Maximilien baissa la tête, désarçonné et un peu effrayé de se faire percer à jour. Cette fameuse dame Almagar ne se leva pas, elle l’invita seulement à s’asseoir sur la seconde chaise d’un geste de main gracieux. Il s’attela à la tâche, le serviteur fut congédié directement et il partit non sans lui jeter un dernier regard empli de mépris. 

Le silence les enveloppa, étrange et oppressant pour Maximilien, en attente de la raison de sa présence ici. La tasse de la vieille femme tinta contre le sous-verre en porcelaine, elle ne lui adressa aucun regard quand elle ouvrit à nouveau la bouche :

– Nora m’a dit que tu étais un être assez atypique et effronté. Je suppose que ces qualificatifs sont des euphémismes par rapport à la réalité. 

Un frisson de peur secoua ses membres et la crainte s’empara de son sein : rien ne laissait supposer qu’il était un Lios, aucun moyen n’était possible pour le découvrir à part sa volonté propre. Mais tant que ses pouvoirs n’étaient pas revenus…

Rien n’était certain. 

Pour le moment, le silence restait sa meilleure défense. Almagar sembla le remarquer, ce qui lui arracha un sourire franc. 

– Il me disait que tu possédais un certain répondant, un mordant assez rare, quitte à être irrespectueux envers la famille royale… Aurais-tu perdu ta langue ? 

– Non, dame Almagar, murmura-t-il. 

– Me vois-tu comme une menace ? Tu parais sur tes gardes. Je ne vais rien te faire, tu sais. Après tout, je ne suis que la cheffe de ce quartier, la gardienne des serviteurs pour ainsi dire et celle qui s’occupe des rescapés de guerre, des prisonniers aussi.

– Que me voulez-vous ? 

Son affront ne perturba pas la vieille femme, mais elle ne répliqua rien, reprenant sa tasse entre ses mains. Le vent se leva à nouveau et les berça tous les deux. Ses longs cheveux blancs et tressés retombaient en une queue de cheval et flottaient au rythme de la brise. Ses yeux se teintaient d’un or pur et luisant de sérénité, avec une pupille si petite qu’il crut qu’elle n’existait pas. Ses rides marquaient sa sagesse et son extravagance, les plissures au coin de ses lèvres et de ses yeux, étroits et malicieux, témoignaient de son habitude à sourire. Elle paraissait musclée, sa mâchoire carrée laissait penser que le reste de son corps suivait cette peau sculptée et dont la couleur se rapprochait d’un marron doré. Une femme à l’allure majestueuse dont la tenue, qui se composait d’une veste en soie blanche, brodée avec des fils d’or sur les bords, fermée devant grâce à une ceinture de la même matière. 

Dame Almagar inspirait le respect et le calme juste par sa présence. 

Celle-ci poussa un profond soupir, puis elle finit par tourner son regard perçant vers lui. 

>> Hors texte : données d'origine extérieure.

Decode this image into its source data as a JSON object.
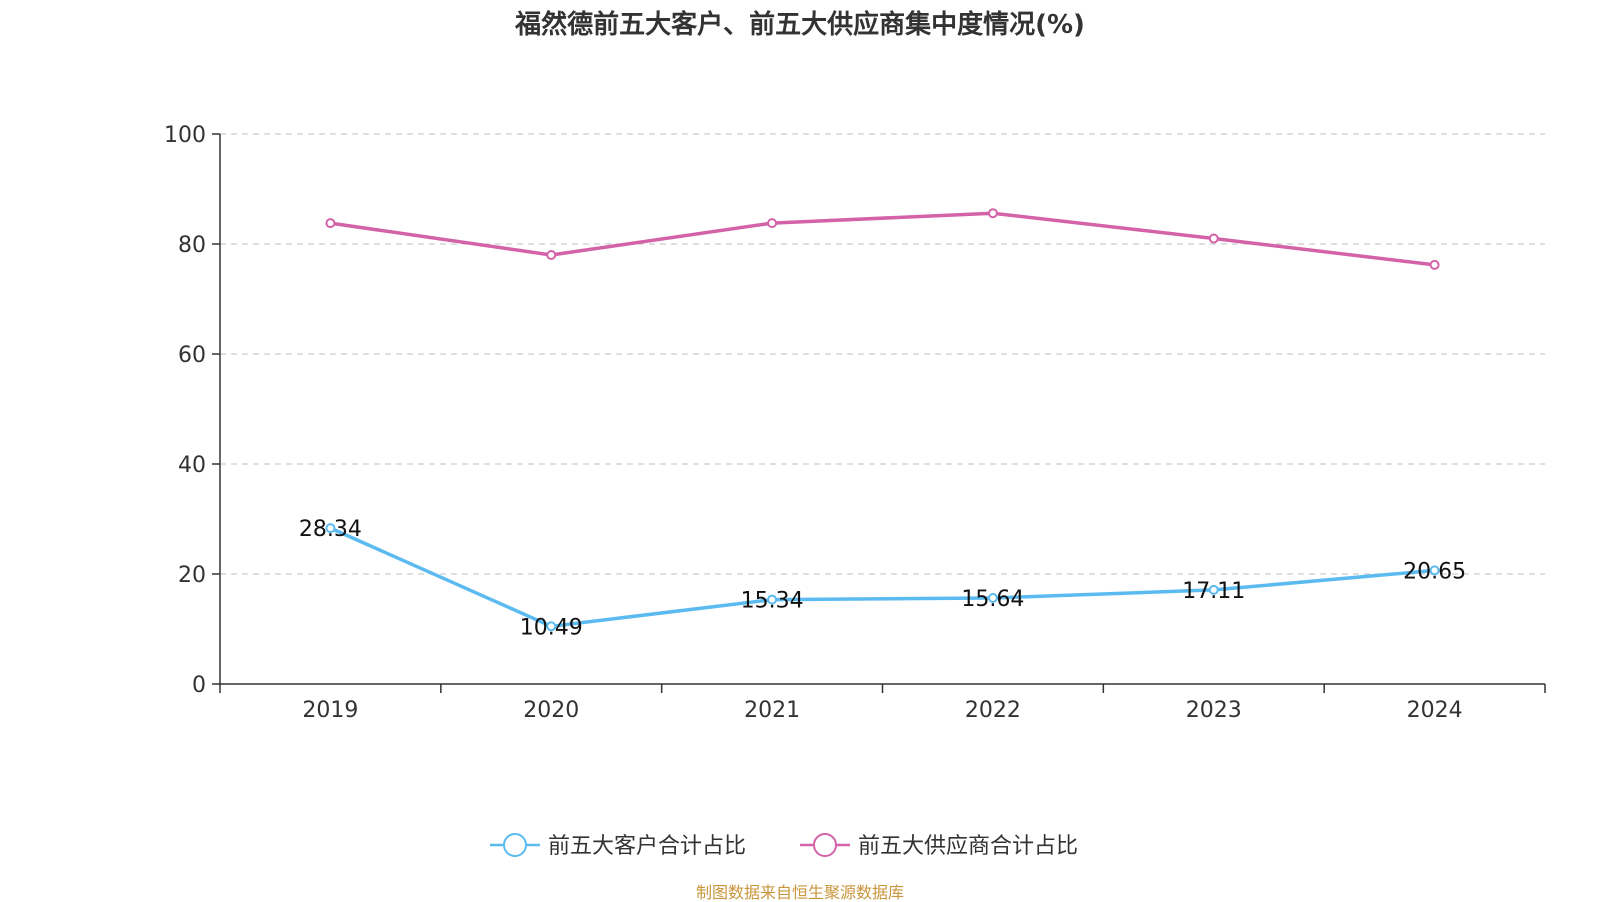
{
  "title": "福然德前五大客户、前五大供应商集中度情况(%)",
  "source": "制图数据来自恒生聚源数据库",
  "chart_data": {
    "type": "line",
    "title": "福然德前五大客户、前五大供应商集中度情况(%)",
    "categories": [
      "2019",
      "2020",
      "2021",
      "2022",
      "2023",
      "2024"
    ],
    "y_ticks": [
      "0",
      "20",
      "40",
      "60",
      "80",
      "100"
    ],
    "ylim": [
      0,
      100
    ],
    "grid": true,
    "legend_position": "bottom",
    "series": [
      {
        "name": "前五大客户合计占比",
        "color": "#5bbbf0",
        "values": [
          28.34,
          10.49,
          15.34,
          15.64,
          17.11,
          20.65
        ],
        "labels": [
          "28.34",
          "10.49",
          "15.34",
          "15.64",
          "17.11",
          "20.65"
        ]
      },
      {
        "name": "前五大供应商合计占比",
        "color": "#d462a8",
        "values": [
          83.8,
          78.0,
          83.8,
          85.6,
          81.0,
          76.2
        ]
      }
    ]
  }
}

– Je vais te prendre sous mon aile et t’aider à t’acclimater à ton nouveau chez-toi. Nous verrons plus tard pour te former quelque part, voir tes capacités et te donner un poste ici.

– Un poste ? s’offusqua Maximilien. Je ne veux pas travailler ici. Même si le personnel a l’air de manquer, je ne vais pas me plier aux exigences de quiconque.

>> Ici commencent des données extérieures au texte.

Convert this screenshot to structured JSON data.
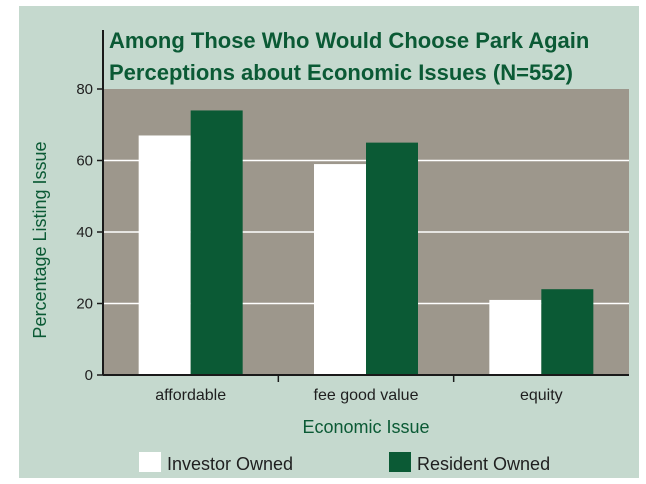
{
  "chart_data": {
    "type": "bar",
    "title": "Among Those Who Would Choose Park Again",
    "subtitle": "Perceptions about Economic Issues (N=552)",
    "xlabel": "Economic Issue",
    "ylabel": "Percentage Listing Issue",
    "categories": [
      "affordable",
      "fee good value",
      "equity"
    ],
    "series": [
      {
        "name": "Investor Owned",
        "values": [
          67,
          59,
          21
        ]
      },
      {
        "name": "Resident Owned",
        "values": [
          74,
          65,
          24
        ]
      }
    ],
    "ylim": [
      0,
      80
    ],
    "yticks": [
      "0",
      "20",
      "40",
      "60",
      "80"
    ],
    "grid": true,
    "legend_position": "bottom"
  },
  "colors": {
    "background": "#c5d9ce",
    "plot_area": "#9d978c",
    "title": "#0b5a35",
    "axis_text": "#1f1f1f",
    "axis_label": "#0b5a35",
    "gridline": "#ffffff",
    "investor": "#ffffff",
    "resident": "#0b5a35"
  }
}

Almagar ricana et se frotta le menton, comme amusée par son attitude, qui n’avait rien de drôle. 

– Je ne pense pas que tu aies le choix et les Morgas préfèrent t’avoir à l’œil. Après tout, tu es le seul à ne pas avoir subi leur fameux sérum de vérité… Et ton esprit semble très bien formé aux attaques extérieures. 

– Aux attaques extérieures ? 

– Il est fermé comme une huître. Tu es plutôt intrigant, jeune homme. 

Maximilien tiqua à cette appellation qu’il jugeait trop maternelle. Il savait que pousser sa chance trop loin n’allait pas l’aider, mais il était préférable d’évaluer à quel point cette vieille femme pouvait s’avérer dangereuse. 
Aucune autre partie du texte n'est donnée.